Dr. Arjun Nair pressed his palm against the chilled steel of the autopsy table. The body beneath the white sheet was that of a 23-year-old woman, brought in at 2 a.m. — “unexplained sudden death,” the police report read.
The constable flipped through his notes. “No, sir. Ceiling fan. Sealed windows. No burns, no smoke.”

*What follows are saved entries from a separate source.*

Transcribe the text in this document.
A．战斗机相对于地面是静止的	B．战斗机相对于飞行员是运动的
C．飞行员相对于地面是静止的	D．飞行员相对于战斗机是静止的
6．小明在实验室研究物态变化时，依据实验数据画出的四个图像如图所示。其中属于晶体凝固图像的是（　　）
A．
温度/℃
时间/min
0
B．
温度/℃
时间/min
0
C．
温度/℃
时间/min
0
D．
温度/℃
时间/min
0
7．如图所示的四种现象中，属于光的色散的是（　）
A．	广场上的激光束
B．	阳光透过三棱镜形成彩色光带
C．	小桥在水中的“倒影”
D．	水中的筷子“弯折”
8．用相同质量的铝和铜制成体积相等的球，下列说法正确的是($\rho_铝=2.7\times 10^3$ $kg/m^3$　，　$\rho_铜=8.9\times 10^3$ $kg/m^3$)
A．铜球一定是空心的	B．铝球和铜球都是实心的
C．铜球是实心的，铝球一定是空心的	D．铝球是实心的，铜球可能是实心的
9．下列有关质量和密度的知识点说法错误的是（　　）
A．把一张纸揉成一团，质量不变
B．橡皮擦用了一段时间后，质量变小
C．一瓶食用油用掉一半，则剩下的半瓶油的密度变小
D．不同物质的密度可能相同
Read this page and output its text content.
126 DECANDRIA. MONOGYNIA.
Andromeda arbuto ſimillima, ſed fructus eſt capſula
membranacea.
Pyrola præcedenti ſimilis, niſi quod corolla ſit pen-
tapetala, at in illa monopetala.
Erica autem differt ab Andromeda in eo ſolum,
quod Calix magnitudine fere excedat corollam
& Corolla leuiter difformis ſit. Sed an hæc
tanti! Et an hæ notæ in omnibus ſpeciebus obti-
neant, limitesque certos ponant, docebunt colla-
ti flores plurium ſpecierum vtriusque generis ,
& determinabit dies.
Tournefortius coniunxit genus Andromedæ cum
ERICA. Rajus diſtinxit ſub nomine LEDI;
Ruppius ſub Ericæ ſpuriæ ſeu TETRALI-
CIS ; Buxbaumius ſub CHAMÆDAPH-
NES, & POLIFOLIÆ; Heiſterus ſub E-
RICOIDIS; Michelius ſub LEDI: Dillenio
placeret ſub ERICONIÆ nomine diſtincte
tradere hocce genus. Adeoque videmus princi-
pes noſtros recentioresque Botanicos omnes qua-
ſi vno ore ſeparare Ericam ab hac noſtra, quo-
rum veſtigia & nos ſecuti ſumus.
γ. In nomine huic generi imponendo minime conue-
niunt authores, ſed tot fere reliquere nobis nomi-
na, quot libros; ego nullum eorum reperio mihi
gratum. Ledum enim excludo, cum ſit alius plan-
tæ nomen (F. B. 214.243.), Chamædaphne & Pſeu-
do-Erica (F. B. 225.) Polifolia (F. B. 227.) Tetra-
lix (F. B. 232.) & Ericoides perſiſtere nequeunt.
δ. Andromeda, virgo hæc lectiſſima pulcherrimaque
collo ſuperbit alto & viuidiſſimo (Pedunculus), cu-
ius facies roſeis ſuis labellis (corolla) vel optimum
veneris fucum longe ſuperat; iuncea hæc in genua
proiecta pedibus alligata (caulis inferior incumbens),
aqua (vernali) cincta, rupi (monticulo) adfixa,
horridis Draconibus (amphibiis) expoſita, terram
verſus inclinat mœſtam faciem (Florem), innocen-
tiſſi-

The next morning, they found it. Kavya had worked nights at a small furniture workshop, sanding and stripping varnish in a room with no ventilation. The methylene chloride fumes had turned her own body into a slow poison factory.
Her name was Kavya. And her lips were a perfect, cherry-pink. Forensic Medicine And Toxicology Ignatius. P. C Pdf
Arjun’s scalp prickled. He drew blood from the femoral vein and watched it drip into a vial—it was unnaturally bright red, almost festive. A spectrophotometer confirmed it: 68% carboxyhemoglobin.
He called the investigating officer. “Check her workplace. Auto garage, printing press, or furniture refinishing. Look for an open can of paint stripper.”
But there was no source of carbon monoxide. — “unexplained sudden death,” the police report read
Then he saw it.
A footnote he’d skipped as a student: Methylene chloride – paint stripper, solvent. Metabolized by the liver to carbon monoxide. Delayed toxicity. Cherry-red lividity may appear 12–24 hours after exposure.
He spent the next four hours in the mortuary’s small library, pulling down the old, battered copy of Ignatius’s toxicology section. Chapter 9: Metabolic Poisons . He read it twice. Ceiling fan
That evening, Arjun sat in his office, the old Ignatius textbook open on his desk. He ran his fingers over the cracked spine. "Thank you," he whispered.
He turned to the constable. “Was there a heater in her room? A coal brazier?”
Arjun had read the first edition of Forensic Medicine and Toxicology by Ignatius P. X. as a first-year student, the pages already dog-eared and coffee-stained. He’d memorized the chapters on asphyxiants, poisons, and post-mortem lividity. But no textbook could prepare him for the smell of a life interrupted.